The issue as I see it is that we aren't unmapping the pages when we
call page_pool_destroy. There need to be no pages remaining with a DMA
unmapping needed *after* that is called. Otherwise we will see this
issue regularly.

What we probably need to look at doing is beefing up page_pool_release
to add a step that will take an additional reference on the inflight
pages, then call __page_pool_put_page to switch them to a reference
counted page.

Seems like the worst case scenario is that we are talking about having
to walk the page table to do the above for any inflight pages but it
would certainly be a much more deterministic amount of time needed to
do that versus waiting on a page that may or may not return.

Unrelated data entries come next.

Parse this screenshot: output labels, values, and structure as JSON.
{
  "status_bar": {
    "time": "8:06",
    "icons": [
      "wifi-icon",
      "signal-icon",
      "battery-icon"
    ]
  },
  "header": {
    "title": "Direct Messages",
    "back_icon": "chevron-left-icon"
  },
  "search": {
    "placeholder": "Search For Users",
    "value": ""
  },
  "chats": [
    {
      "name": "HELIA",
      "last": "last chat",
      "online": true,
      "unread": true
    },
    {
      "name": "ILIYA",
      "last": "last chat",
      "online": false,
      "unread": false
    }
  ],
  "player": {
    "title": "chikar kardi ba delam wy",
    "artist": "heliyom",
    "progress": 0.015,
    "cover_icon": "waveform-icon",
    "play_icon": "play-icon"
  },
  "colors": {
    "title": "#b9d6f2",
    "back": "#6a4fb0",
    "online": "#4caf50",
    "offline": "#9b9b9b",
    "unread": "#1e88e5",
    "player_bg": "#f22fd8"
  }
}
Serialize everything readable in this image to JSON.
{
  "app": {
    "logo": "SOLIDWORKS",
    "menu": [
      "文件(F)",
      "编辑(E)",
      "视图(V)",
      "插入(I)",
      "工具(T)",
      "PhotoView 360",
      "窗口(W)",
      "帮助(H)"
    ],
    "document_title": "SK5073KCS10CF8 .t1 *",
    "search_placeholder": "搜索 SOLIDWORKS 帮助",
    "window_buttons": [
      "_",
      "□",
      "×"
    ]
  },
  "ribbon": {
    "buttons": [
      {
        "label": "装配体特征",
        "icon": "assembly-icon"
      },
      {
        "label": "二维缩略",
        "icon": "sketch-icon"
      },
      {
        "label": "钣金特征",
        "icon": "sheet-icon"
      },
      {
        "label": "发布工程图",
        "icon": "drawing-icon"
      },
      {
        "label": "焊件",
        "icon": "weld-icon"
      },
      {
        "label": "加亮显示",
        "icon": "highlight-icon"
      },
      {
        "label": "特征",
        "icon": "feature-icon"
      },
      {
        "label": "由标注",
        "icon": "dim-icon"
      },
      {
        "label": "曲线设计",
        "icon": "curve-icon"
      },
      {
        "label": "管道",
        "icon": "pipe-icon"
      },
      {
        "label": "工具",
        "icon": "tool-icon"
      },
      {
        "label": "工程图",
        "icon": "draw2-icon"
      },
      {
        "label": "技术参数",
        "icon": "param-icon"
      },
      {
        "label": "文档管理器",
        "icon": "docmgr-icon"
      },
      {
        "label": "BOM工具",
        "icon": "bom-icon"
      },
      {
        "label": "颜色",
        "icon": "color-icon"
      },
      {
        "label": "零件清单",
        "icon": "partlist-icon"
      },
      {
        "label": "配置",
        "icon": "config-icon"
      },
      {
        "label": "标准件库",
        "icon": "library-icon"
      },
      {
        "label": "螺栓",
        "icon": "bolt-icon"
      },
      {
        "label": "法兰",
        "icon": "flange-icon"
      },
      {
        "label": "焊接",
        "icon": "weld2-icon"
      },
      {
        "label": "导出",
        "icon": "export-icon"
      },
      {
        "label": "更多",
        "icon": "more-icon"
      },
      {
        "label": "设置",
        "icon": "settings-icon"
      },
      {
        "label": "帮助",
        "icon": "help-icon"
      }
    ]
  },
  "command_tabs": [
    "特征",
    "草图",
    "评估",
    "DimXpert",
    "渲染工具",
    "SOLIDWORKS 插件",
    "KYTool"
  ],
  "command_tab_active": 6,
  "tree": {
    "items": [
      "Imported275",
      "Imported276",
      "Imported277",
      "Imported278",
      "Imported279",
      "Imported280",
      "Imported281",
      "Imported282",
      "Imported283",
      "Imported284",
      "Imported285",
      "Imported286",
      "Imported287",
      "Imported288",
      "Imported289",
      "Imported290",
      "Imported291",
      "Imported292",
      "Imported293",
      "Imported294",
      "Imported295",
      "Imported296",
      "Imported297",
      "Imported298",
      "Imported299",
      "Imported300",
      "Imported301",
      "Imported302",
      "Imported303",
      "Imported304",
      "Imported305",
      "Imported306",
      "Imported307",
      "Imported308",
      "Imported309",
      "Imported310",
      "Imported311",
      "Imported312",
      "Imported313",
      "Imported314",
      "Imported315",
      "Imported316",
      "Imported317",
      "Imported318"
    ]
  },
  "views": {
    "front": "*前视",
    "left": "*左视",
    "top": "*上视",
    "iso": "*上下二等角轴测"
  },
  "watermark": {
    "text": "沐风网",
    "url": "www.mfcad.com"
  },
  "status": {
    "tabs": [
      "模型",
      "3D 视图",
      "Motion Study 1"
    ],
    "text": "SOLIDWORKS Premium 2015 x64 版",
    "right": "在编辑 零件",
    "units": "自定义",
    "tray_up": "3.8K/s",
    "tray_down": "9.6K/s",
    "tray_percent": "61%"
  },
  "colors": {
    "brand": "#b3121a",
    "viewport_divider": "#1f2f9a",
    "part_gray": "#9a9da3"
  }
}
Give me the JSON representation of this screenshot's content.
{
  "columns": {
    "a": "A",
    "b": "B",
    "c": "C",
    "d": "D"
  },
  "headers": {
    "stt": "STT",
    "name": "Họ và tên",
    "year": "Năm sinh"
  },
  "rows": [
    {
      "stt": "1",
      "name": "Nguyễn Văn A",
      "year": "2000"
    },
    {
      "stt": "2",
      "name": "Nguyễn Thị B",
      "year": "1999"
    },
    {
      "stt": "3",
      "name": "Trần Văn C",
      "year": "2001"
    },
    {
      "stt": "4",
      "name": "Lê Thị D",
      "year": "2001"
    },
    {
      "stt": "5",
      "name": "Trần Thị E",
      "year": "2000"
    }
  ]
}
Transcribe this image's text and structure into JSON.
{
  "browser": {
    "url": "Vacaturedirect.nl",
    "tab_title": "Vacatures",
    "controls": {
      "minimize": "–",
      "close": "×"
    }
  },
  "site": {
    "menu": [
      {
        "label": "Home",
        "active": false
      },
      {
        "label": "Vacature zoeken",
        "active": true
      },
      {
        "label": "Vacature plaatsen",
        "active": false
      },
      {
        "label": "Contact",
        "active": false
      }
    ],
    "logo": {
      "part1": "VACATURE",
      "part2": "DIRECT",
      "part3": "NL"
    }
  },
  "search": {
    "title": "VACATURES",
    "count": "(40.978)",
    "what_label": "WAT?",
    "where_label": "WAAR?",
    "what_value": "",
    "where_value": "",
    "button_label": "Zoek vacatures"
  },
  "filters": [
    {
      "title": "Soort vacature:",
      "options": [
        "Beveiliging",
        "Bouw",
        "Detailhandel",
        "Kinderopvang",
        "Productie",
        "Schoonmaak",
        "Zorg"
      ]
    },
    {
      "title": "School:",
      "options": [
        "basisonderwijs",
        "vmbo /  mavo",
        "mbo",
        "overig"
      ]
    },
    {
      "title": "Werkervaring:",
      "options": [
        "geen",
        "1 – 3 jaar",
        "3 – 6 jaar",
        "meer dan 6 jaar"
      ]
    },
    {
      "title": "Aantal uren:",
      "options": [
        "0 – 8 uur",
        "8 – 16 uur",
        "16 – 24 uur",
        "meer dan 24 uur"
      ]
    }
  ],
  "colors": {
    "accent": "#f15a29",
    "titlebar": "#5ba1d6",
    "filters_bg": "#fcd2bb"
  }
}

Alternatively a quick hack that would probably also address this would
be to clear poll->dma_map in page_pool_destroy or maybe in
page_pool_unreg_netdev so that any of those residual mappings would
essentially get leaked, but we wouldn't have to worry about trying to
unmap while the device doesn't exist.